Title: Mother of Invention
Author: Caeli Wolfson Widger
Genre: Speculative Fiction
Publisher: Little A
Source: eARC via NetGalley
Length: 363 pages
Available: 22 May 2018
“It’s no longer a question of whether women can do it all. It’s just assumed that we will. It’s assumed that we can be great careerists and mothers and spouses and still magically keep the laundry in check.”
Tessa Callahan, author of Pushing Through: A Handbook for Young Women in the New World is the Sheryl Sandberg in this satirized version of Silicon Valley. Together with Luke, the son of the late Reed Zimmerman — founder of the social media medium LikeMe — she is working towards a future where women can truly have it all: pregnancy, career, happy marriages. By using bio-technical advances, Tessa and Zimmerman cut pregnancy from nine months to nine weeks. This shortened gestation period would mean women can get back to work fast, erasing the fear that starting a family would mean the end of a woman’s ambition.

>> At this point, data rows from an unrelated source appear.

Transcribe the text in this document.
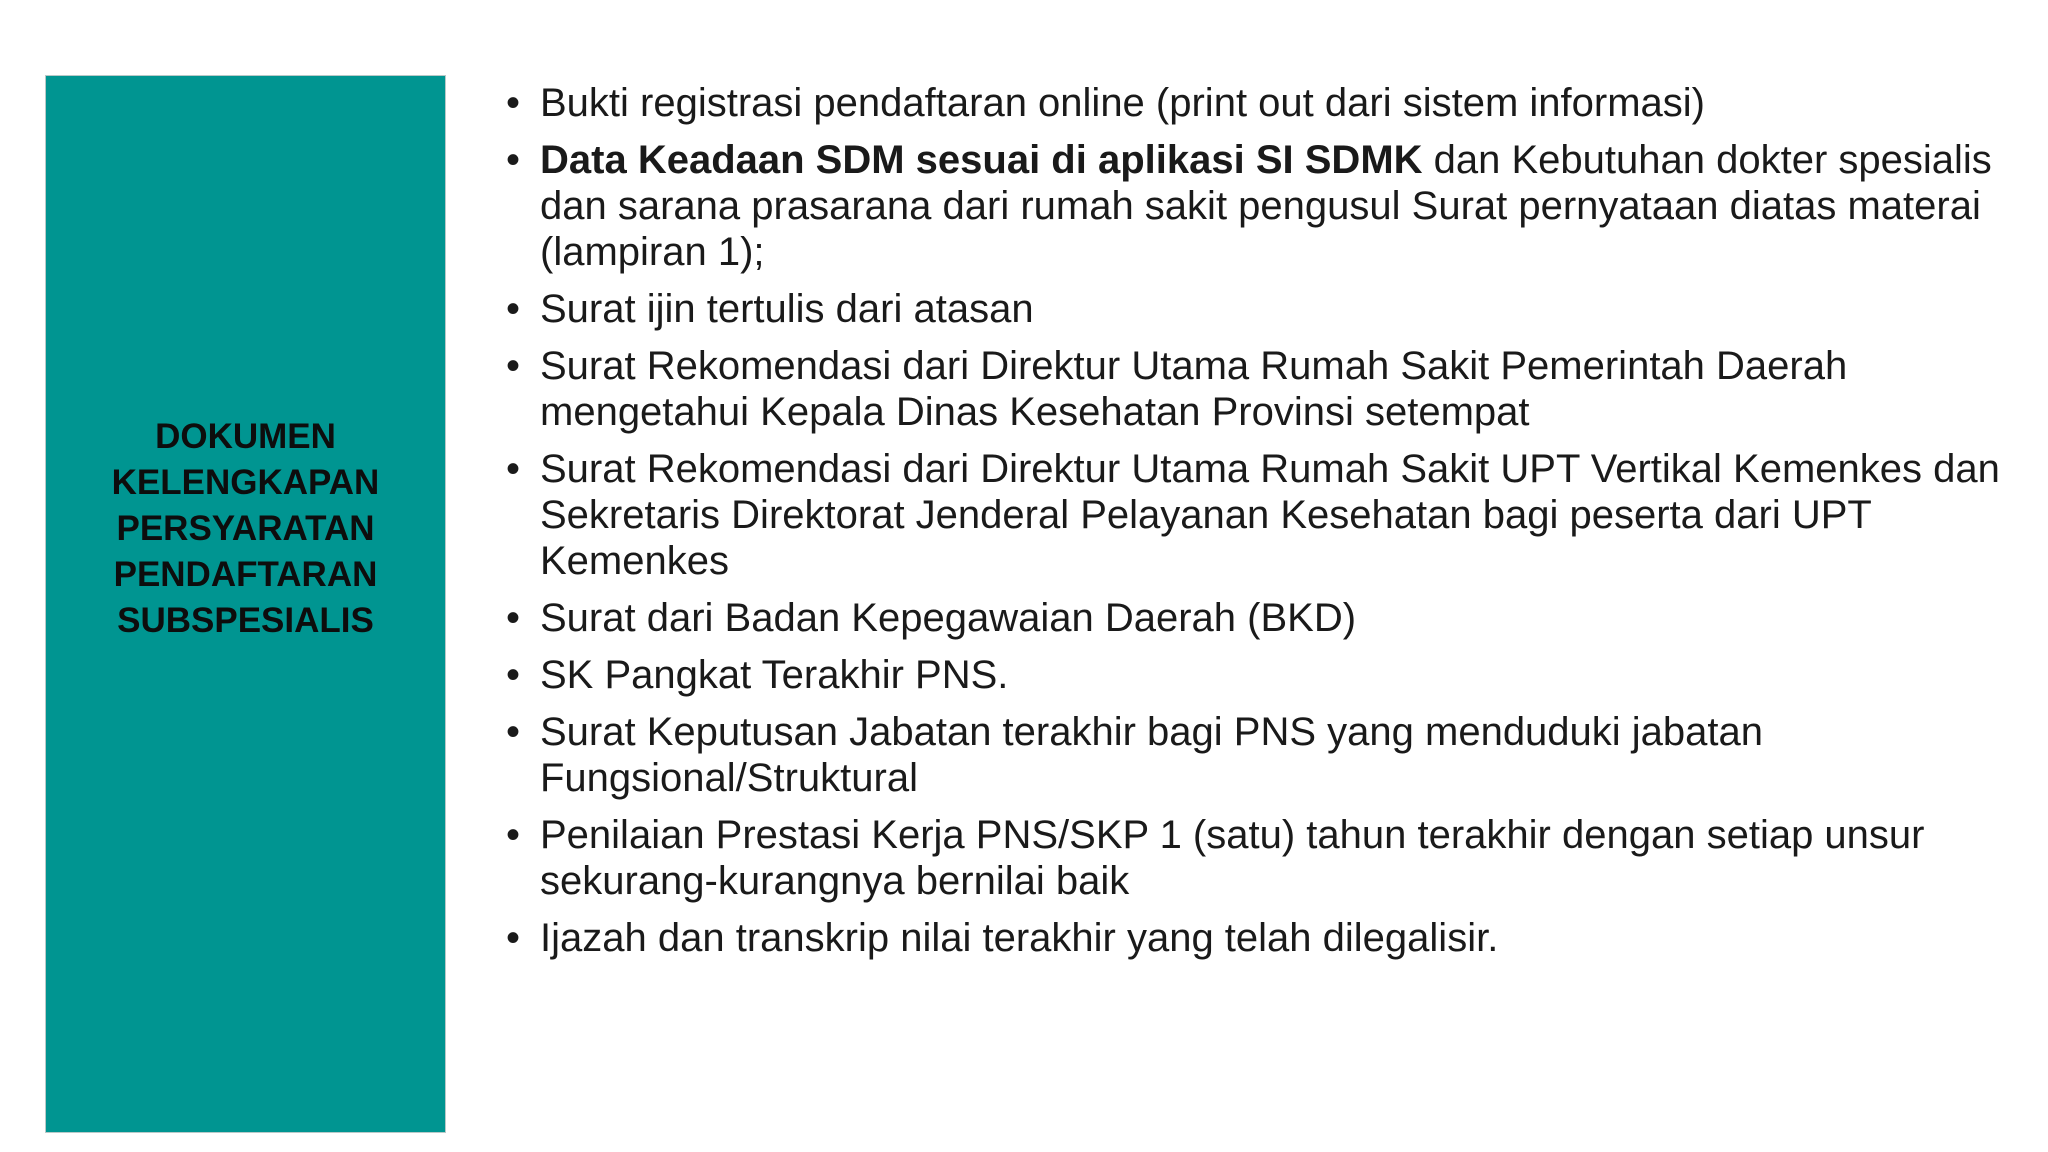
DOKUMEN
KELENGKAPAN
PERSYARATAN
PENDAFTARAN
SUBSPESIALIS
• Bukti registrasi pendaftaran online (print out dari sistem informasi)
• Data Keadaan SDM sesuai di aplikasi SI SDMK dan Kebutuhan dokter spesialis dan sarana prasarana dari rumah sakit pengusul Surat pernyataan diatas materai (lampiran 1);
• Surat ijin tertulis dari atasan
• Surat Rekomendasi dari Direktur Utama Rumah Sakit Pemerintah Daerah mengetahui Kepala Dinas Kesehatan Provinsi setempat
• Surat Rekomendasi dari Direktur Utama Rumah Sakit UPT Vertikal Kemenkes dan Sekretaris Direktorat Jenderal Pelayanan Kesehatan bagi peserta dari UPT Kemenkes
• Surat dari Badan Kepegawaian Daerah (BKD)
• SK Pangkat Terakhir PNS.
• Surat Keputusan Jabatan terakhir bagi PNS yang menduduki jabatan Fungsional/Struktural
• Penilaian Prestasi Kerja PNS/SKP 1 (satu) tahun terakhir dengan setiap unsur sekurang-kurangnya bernilai baik
• Ijazah dan transkrip nilai terakhir yang telah dilegalisir.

But what Tessa doesn’t realize is that both Luke and the American Government have other plans for this new biotechnology. And know the truth about what happens to children who’d been the product of the natural shortened gestation period that inspired this experiment to begin with.

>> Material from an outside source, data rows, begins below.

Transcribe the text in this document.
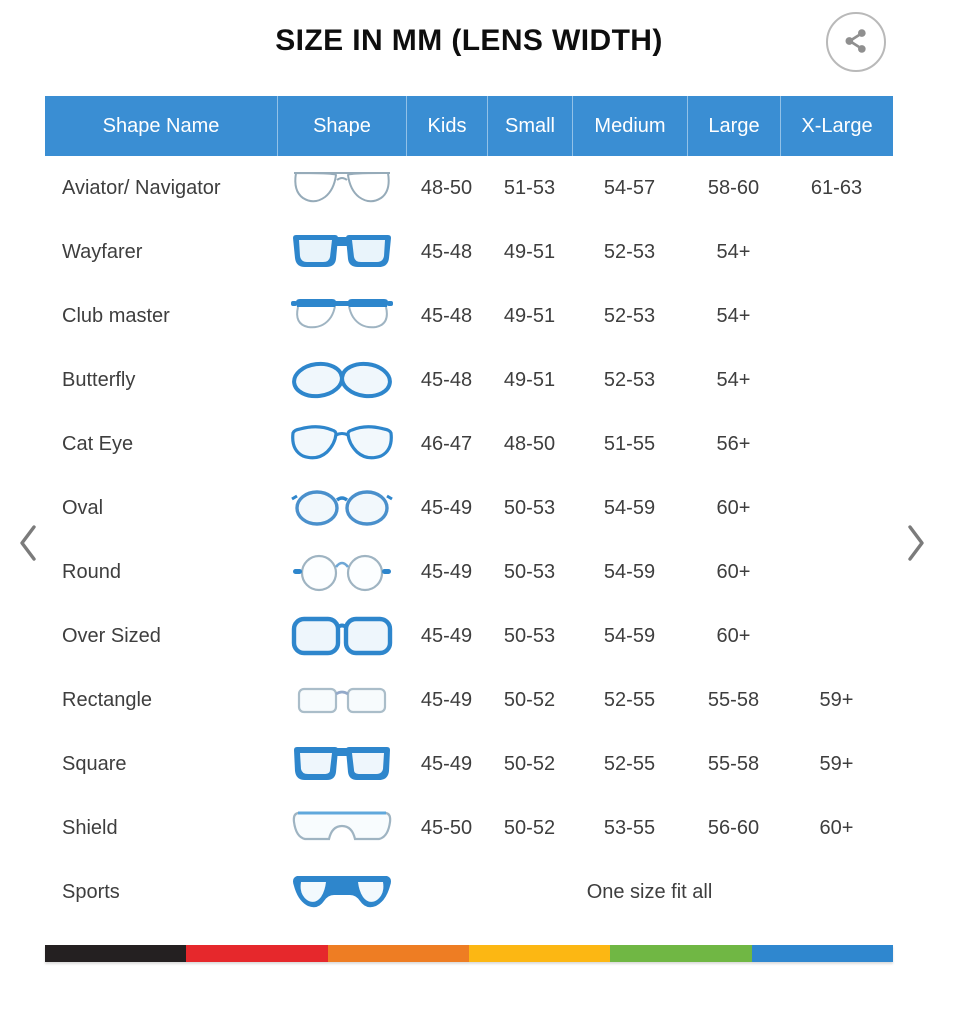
SIZE IN MM (LENS WIDTH)
Shape Name	Shape	Kids	Small	Medium	Large	X-Large
Aviator/ Navigator	48-50	51-53	54-57	58-60	61-63
Wayfarer	45-48	49-51	52-53	54+
Club master	45-48	49-51	52-53	54+
Butterfly	45-48	49-51	52-53	54+
Cat Eye	46-47	48-50	51-55	56+
Oval	45-49	50-53	54-59	60+
Round	45-49	50-53	54-59	60+
Over Sized	45-49	50-53	54-59	60+
Rectangle	45-49	50-52	52-55	55-58	59+
Square	45-49	50-52	52-55	55-58	59+
Shield	45-50	50-52	53-55	56-60	60+
Sports	One size fit all
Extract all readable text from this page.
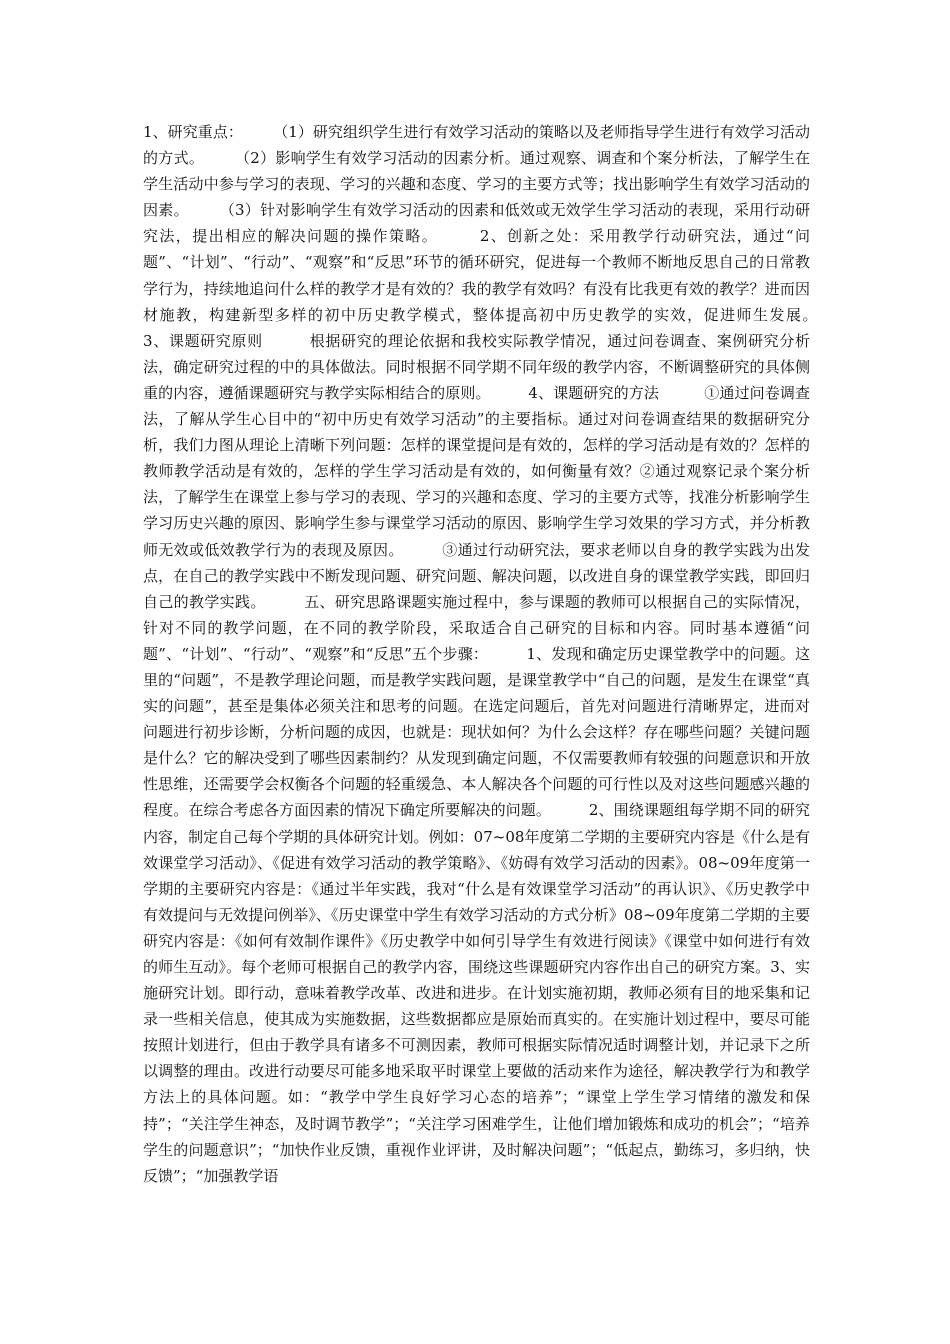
1、研究重点：　　　（1）研究组织学生进行有效学习活动的策略以及老师指导学生进行有效学习活动的方式。　　　（2）影响学生有效学习活动的因素分析。通过观察、调查和个案分析法，了解学生在学生活动中参与学习的表现、学习的兴趣和态度、学习的主要方式等；找出影响学生有效学习活动的因素。　　　（3）针对影响学生有效学习活动的因素和低效或无效学生学习活动的表现，采用行动研究法，提出相应的解决问题的操作策略。　　　2、创新之处：采用教学行动研究法，通过“问题”、“计划”、“行动”、“观察”和“反思”环节的循环研究，促进每一个教师不断地反思自己的日常教学行为，持续地追问什么样的教学才是有效的？我的教学有效吗？有没有比我更有效的教学？进而因材施教，构建新型多样的初中历史教学模式，整体提高初中历史教学的实效，促进师生发展。　　　3、课题研究原则　　　根据研究的理论依据和我校实际教学情况，通过问卷调查、案例研究分析法，确定研究过程的中的具体做法。同时根据不同学期不同年级的教学内容，不断调整研究的具体侧重的内容，遵循课题研究与教学实际相结合的原则。　　　4、课题研究的方法　　　①通过问卷调查法，了解从学生心目中的“初中历史有效学习活动”的主要指标。通过对问卷调查结果的数据研究分析，我们力图从理论上清晰下列问题：怎样的课堂提问是有效的，怎样的学习活动是有效的？怎样的教师教学活动是有效的，怎样的学生学习活动是有效的，如何衡量有效？②通过观察记录个案分析法，了解学生在课堂上参与学习的表现、学习的兴趣和态度、学习的主要方式等，找准分析影响学生学习历史兴趣的原因、影响学生参与课堂学习活动的原因、影响学生学习效果的学习方式，并分析教师无效或低效教学行为的表现及原因。　　　③通过行动研究法，要求老师以自身的教学实践为出发点，在自己的教学实践中不断发现问题、研究问题、解决问题，以改进自身的课堂教学实践，即回归自己的教学实践。　　　五、研究思路课题实施过程中，参与课题的教师可以根据自己的实际情况，针对不同的教学问题，在不同的教学阶段，采取适合自己研究的目标和内容。同时基本遵循“问题”、“计划”、“行动”、“观察”和“反思”五个步骤：　　　1、发现和确定历史课堂教学中的问题。这里的“问题”，不是教学理论问题，而是教学实践问题，是课堂教学中“自己的问题，是发生在课堂“真实的问题”，甚至是集体必须关注和思考的问题。在选定问题后，首先对问题进行清晰界定，进而对问题进行初步诊断，分析问题的成因，也就是：现状如何？为什么会这样？存在哪些问题？关键问题是什么？它的解决受到了哪些因素制约？从发现到确定问题，不仅需要教师有较强的问题意识和开放性思维，还需要学会权衡各个问题的轻重缓急、本人解决各个问题的可行性以及对这些问题感兴趣的程度。在综合考虑各方面因素的情况下确定所要解决的问题。　　　2、围绕课题组每学期不同的研究内容，制定自己每个学期的具体研究计划。例如：07~08年度第二学期的主要研究内容是《什么是有效课堂学习活动》、《促进有效学习活动的教学策略》、《妨碍有效学习活动的因素》。08~09年度第一学期的主要研究内容是：《通过半年实践，我对“什么是有效课堂学习活动”的再认识》、《历史教学中有效提问与无效提问例举》、《历史课堂中学生有效学习活动的方式分析》08~09年度第二学期的主要研究内容是：《如何有效制作课件》《历史教学中如何引导学生有效进行阅读》《课堂中如何进行有效的师生互动》。每个老师可根据自己的教学内容，围绕这些课题研究内容作出自己的研究方案。3、实施研究计划。即行动，意味着教学改革、改进和进步。在计划实施初期，教师必须有目的地采集和记录一些相关信息，使其成为实施数据，这些数据都应是原始而真实的。在实施计划过程中，要尽可能按照计划进行，但由于教学具有诸多不可测因素，教师可根据实际情况适时调整计划，并记录下之所以调整的理由。改进行动要尽可能多地采取平时课堂上要做的活动来作为途径，解决教学行为和教学方法上的具体问题。如：“教学中学生良好学习心态的培养”；“课堂上学生学习情绪的激发和保持”；“关注学生神态，及时调节教学”；“关注学习困难学生，让他们增加锻炼和成功的机会”；“培养学生的问题意识”；“加快作业反馈，重视作业评讲，及时解决问题”；“低起点，勤练习，多归纳，快反馈”；“加强教学语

“No matter how hard we work, no matter how much we achieve, one immutable fact remains: we are expected to bear children.”

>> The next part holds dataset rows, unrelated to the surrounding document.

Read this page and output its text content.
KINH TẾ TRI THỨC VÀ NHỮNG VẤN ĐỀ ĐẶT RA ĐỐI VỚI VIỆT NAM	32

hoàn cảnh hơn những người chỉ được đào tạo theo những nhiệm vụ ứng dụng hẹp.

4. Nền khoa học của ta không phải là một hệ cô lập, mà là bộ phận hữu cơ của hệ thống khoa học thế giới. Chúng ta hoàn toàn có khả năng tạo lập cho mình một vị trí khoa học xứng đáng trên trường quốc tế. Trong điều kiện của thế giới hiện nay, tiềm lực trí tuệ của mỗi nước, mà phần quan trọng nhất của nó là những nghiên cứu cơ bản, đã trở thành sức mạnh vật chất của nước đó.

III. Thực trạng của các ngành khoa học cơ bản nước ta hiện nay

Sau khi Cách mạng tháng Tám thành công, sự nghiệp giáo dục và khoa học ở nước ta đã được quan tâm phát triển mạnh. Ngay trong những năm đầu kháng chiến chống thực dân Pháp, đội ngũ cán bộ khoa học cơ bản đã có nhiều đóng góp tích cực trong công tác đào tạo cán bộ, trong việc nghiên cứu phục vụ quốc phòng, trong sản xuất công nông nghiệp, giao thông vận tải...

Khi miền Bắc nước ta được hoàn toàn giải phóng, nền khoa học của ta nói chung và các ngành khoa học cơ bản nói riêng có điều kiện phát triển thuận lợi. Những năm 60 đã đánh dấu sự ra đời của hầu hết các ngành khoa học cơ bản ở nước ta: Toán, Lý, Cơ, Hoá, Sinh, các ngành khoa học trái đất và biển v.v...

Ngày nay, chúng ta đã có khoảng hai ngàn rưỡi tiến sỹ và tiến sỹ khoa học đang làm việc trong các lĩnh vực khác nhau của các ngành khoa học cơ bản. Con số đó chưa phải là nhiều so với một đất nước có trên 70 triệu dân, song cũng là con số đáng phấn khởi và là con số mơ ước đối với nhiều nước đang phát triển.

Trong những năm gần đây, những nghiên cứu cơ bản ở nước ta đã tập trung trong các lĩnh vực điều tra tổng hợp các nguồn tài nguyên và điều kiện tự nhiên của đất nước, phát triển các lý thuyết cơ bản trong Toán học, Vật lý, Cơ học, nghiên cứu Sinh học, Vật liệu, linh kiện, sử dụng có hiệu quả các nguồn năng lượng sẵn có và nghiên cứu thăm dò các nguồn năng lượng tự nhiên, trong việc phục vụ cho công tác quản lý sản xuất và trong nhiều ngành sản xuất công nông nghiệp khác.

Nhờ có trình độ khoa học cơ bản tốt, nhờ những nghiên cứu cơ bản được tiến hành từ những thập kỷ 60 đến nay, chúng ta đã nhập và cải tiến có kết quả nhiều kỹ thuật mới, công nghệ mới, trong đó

What Caeli Wolfson Widger creates in Mother of Invention is a book that can be enjoyed as purely a superficial, fast-paced thriller. There are elements of romance, government conspiracy, and science fiction that are all entirely believable. But what I loved about Mother of Invention was that, for me, it posed the question I’ve been grappling with for a long time: what matters more, career or family? Can I have both? Do I need to have both?
While Widger doesn’t delve into the argument of the “natural role” of women versus where many of our ambitions lead us, the question is still posed. I was left thinking, not just about whether or not a shortened gestation period for growing a child could be the “cure” for the family versus career argument. I also was left wondering if, should I choose to have a family one day, if nine weeks versus nine months was enough time to prepare myself for my role of mother versus wife, or girlfriend, or partner, or whatever.
“No matter how empowered women are, no matter how badass their careers are, no matter how much money they make, those things are second-tier achievements…Motherhood is the first tier.”
So while other critics might not have felt Widger dove into the politics of her novel enough, I felt she left the discussion open to her readers. By leaving Tessa’s thoughts about the ethics of what she was doing, and the ripple effect it could have on society, out of the majority of the book, we are free to decide for ourselves what we’d want for our future. Women shouldn’t need a Handbook for Young Women in the New World. We should be able to consider our options and take our futures into our own hands. Societal pressures be damned.
Going into Mother of Invention, I was prepared for a dark, Handmaid’s Tale-like view of our future. Instead, I was forced to confront my own feelings about career, motherhood, and the idea of playing god with human creation.